Tool Call: get_weather
  Arguments: {"city": "Beijing", "unit": "fahrenheit"}
Streaming Example (incremental argument deltas): Hy3-preview’s hunyuan tool-call parser emits tool names first, then argument JSON in incremental fragments — matching the OpenAI streaming contract:
Example
from openai import OpenAI

client = OpenAI(base_url="http://localhost:30000/v1", api_key="EMPTY")

stream = client.chat.completions.create(
    model="tencent/Hy3-preview",
    messages=[{"role": "user", "content": "What's the weather in Beijing?
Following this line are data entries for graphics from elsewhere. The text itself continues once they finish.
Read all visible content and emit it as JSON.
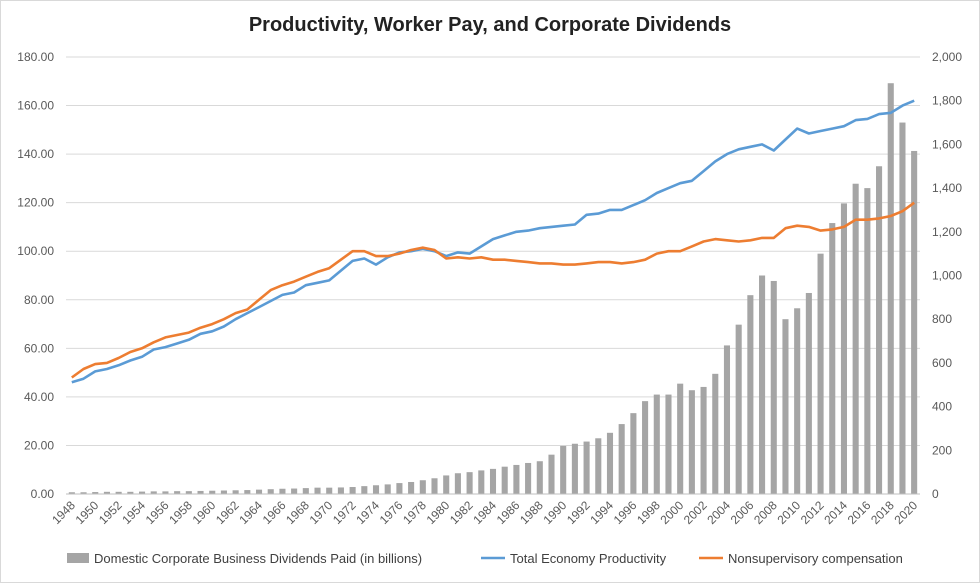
{
  "chart_data": {
    "type": "bar",
    "title": "Productivity, Worker Pay, and Corporate Dividends",
    "xlabel": "",
    "ylabel": "",
    "y2label": "",
    "ylim": [
      0,
      180
    ],
    "y2lim": [
      0,
      2000
    ],
    "y_ticks": [
      "0.00",
      "20.00",
      "40.00",
      "60.00",
      "80.00",
      "100.00",
      "120.00",
      "140.00",
      "160.00",
      "180.00"
    ],
    "y2_ticks": [
      "0",
      "200",
      "400",
      "600",
      "800",
      "1,000",
      "1,200",
      "1,400",
      "1,600",
      "1,800",
      "2,000"
    ],
    "x_labels_shown": [
      "1948",
      "1950",
      "1952",
      "1954",
      "1956",
      "1958",
      "1960",
      "1962",
      "1964",
      "1966",
      "1968",
      "1970",
      "1972",
      "1974",
      "1976",
      "1978",
      "1980",
      "1982",
      "1984",
      "1986",
      "1988",
      "1990",
      "1992",
      "1994",
      "1996",
      "1998",
      "2000",
      "2002",
      "2004",
      "2006",
      "2008",
      "2010",
      "2012",
      "2014",
      "2016",
      "2018",
      "2020"
    ],
    "x": [
      1948,
      1949,
      1950,
      1951,
      1952,
      1953,
      1954,
      1955,
      1956,
      1957,
      1958,
      1959,
      1960,
      1961,
      1962,
      1963,
      1964,
      1965,
      1966,
      1967,
      1968,
      1969,
      1970,
      1971,
      1972,
      1973,
      1974,
      1975,
      1976,
      1977,
      1978,
      1979,
      1980,
      1981,
      1982,
      1983,
      1984,
      1985,
      1986,
      1987,
      1988,
      1989,
      1990,
      1991,
      1992,
      1993,
      1994,
      1995,
      1996,
      1997,
      1998,
      1999,
      2000,
      2001,
      2002,
      2003,
      2004,
      2005,
      2006,
      2007,
      2008,
      2009,
      2010,
      2011,
      2012,
      2013,
      2014,
      2015,
      2016,
      2017,
      2018,
      2019,
      2020
    ],
    "bars": {
      "name": "Domestic Corporate Business Dividends Paid (in billions)",
      "axis": "right",
      "color": "#a5a5a5",
      "values": [
        8,
        8,
        9,
        10,
        10,
        10,
        11,
        12,
        12,
        13,
        13,
        14,
        15,
        16,
        17,
        18,
        20,
        22,
        24,
        25,
        27,
        29,
        29,
        30,
        32,
        36,
        40,
        44,
        50,
        55,
        63,
        72,
        85,
        95,
        100,
        108,
        115,
        125,
        133,
        142,
        150,
        180,
        220,
        230,
        240,
        255,
        280,
        320,
        370,
        425,
        455,
        455,
        505,
        475,
        490,
        550,
        680,
        775,
        910,
        1000,
        975,
        800,
        850,
        920,
        1100,
        1240,
        1330,
        1420,
        1400,
        1500,
        1880,
        1700,
        1570
      ]
    },
    "series": [
      {
        "name": "Total Economy Productivity",
        "axis": "left",
        "color": "#5b9bd5",
        "values": [
          46.0,
          47.5,
          50.5,
          51.5,
          53.0,
          55.0,
          56.5,
          59.5,
          60.5,
          62.0,
          63.5,
          66.0,
          67.0,
          69.0,
          72.0,
          74.5,
          77.0,
          79.5,
          82.0,
          83.0,
          86.0,
          87.0,
          88.0,
          92.0,
          96.0,
          97.0,
          94.5,
          97.5,
          99.5,
          100.0,
          101.0,
          100.0,
          98.0,
          99.5,
          99.0,
          102.0,
          105.0,
          106.5,
          108.0,
          108.5,
          109.5,
          110.0,
          110.5,
          111.0,
          115.0,
          115.5,
          117.0,
          117.0,
          119.0,
          121.0,
          124.0,
          126.0,
          128.0,
          129.0,
          133.0,
          137.0,
          140.0,
          142.0,
          143.0,
          144.0,
          141.5,
          146.0,
          150.5,
          148.5,
          149.5,
          150.5,
          151.5,
          154.0,
          154.5,
          156.5,
          157.0,
          160.0,
          162.0
        ]
      },
      {
        "name": "Nonsupervisory compensation",
        "axis": "left",
        "color": "#ed7d31",
        "values": [
          48.0,
          51.5,
          53.5,
          54.0,
          56.0,
          58.5,
          60.0,
          62.5,
          64.5,
          65.5,
          66.5,
          68.5,
          70.0,
          72.0,
          74.5,
          76.0,
          80.0,
          84.0,
          86.0,
          87.5,
          89.5,
          91.5,
          93.0,
          96.5,
          100.0,
          100.0,
          98.0,
          98.0,
          99.0,
          100.5,
          101.5,
          100.5,
          97.0,
          97.5,
          97.0,
          97.5,
          96.5,
          96.5,
          96.0,
          95.5,
          95.0,
          95.0,
          94.5,
          94.5,
          95.0,
          95.5,
          95.5,
          95.0,
          95.5,
          96.5,
          99.0,
          100.0,
          100.0,
          102.0,
          104.0,
          105.0,
          104.5,
          104.0,
          104.5,
          105.5,
          105.5,
          109.5,
          110.5,
          110.0,
          108.5,
          109.0,
          110.0,
          113.0,
          113.0,
          113.5,
          114.5,
          116.5,
          120.0
        ]
      }
    ],
    "legend": "bottom",
    "grid": true
  }
}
Use fahrenheit."}],
    tools=tools,
    stream=True,
)

tool_buffer = {}
for chunk in stream:
    delta = chunk.choices[0].delta
    if delta.content:
        print(delta.content, end="", flush=True)
    for tc in delta.tool_calls or []:
        buf = tool_buffer.setdefault(tc.index, {"name": "", "args": ""})
        if tc.function and tc.function.name:
            buf["name"] += tc.function.name
        if tc.function and tc.function.arguments:
            buf["args"] += tc.function.arguments

for idx, buf in tool_buffer.items():
    print(f"\nTool[{idx}] {buf['name']}({buf['args']})")
Output Example:
Output
I'll check the current weather in Beijing for you using Fahrenheit.
Tool[0] get_weather({"city": "Beijing", "unit": "fahrenheit"})

5. Benchmark

5.1 Accuracy Benchmark

Test Environment:
  • Hardware: 8× NVIDIA H200 (141GB)
  • Docker Image: lmsysorg/sglang:hy3-preview
  • Model: tencent/Hy3-preview (BF16)
  • Tensor Parallelism: 8
  • SGLang version: latest main

5.1.1 GSM8K

  • Benchmark Method: 5-shot CoT on 200 questions, evaluated via SGLang native backend
  • Benchmark Command:
Command
python3 benchmark/gsm8k/bench_sglang.py --num-questions 200 --parallel 64
  • Test Results:
Output
TODO — replace with real GSM8K accuracy after benchmark run on Hy3-preview (BF16).

5.1.2 MMLU

  • Benchmark Method: 5-shot, all 57 subjects
  • Benchmark Command:
Command
python3 benchmark/mmlu/bench_sglang.py --nsub 60 --parallel 64
  • Test Results:
Output
TODO — replace with real MMLU accuracy after benchmark run on Hy3-preview (BF16).

5.1.3 Tool-Call Accuracy (MiniMax-Provider-Verifier)

  • Benchmark Tool: MiniMax-Provider-Verifier
  • Metric: function-call schema validity, argument match, and end-to-end response correctness
  • Test Results:
Output
TODO — replace with real tool-call accuracy after benchmark run on Hy3-preview (BF16).

5.2 Speed Benchmark

5.2.1 Low Concurrency

  • Benchmark Command:
Command
python3 -m sglang.bench_serving \
  --backend sglang \
  --model tencent/Hy3-preview \
  --dataset-name random \
  --random-input-len 1000 \
  --random-output-len 1000 \
  --num-prompts 10 \
  --max-concurrency 1
  • Test Results:
Output
TODO — replace with real low-concurrency output on Hy3-preview (BF16).

5.2.2 High Concurrency

  • Benchmark Command:
Command
python3 -m sglang.bench_serving \
  --backend sglang \
  --model tencent/Hy3-preview \
  --dataset-name random \
  --random-input-len 1000 \
  --random-output-len 1000 \
  --num-prompts 500 \
  --max-concurrency 100
  • Test Results:
Output
TODO — replace with real high-concurrency output on Hy3-preview (BF16).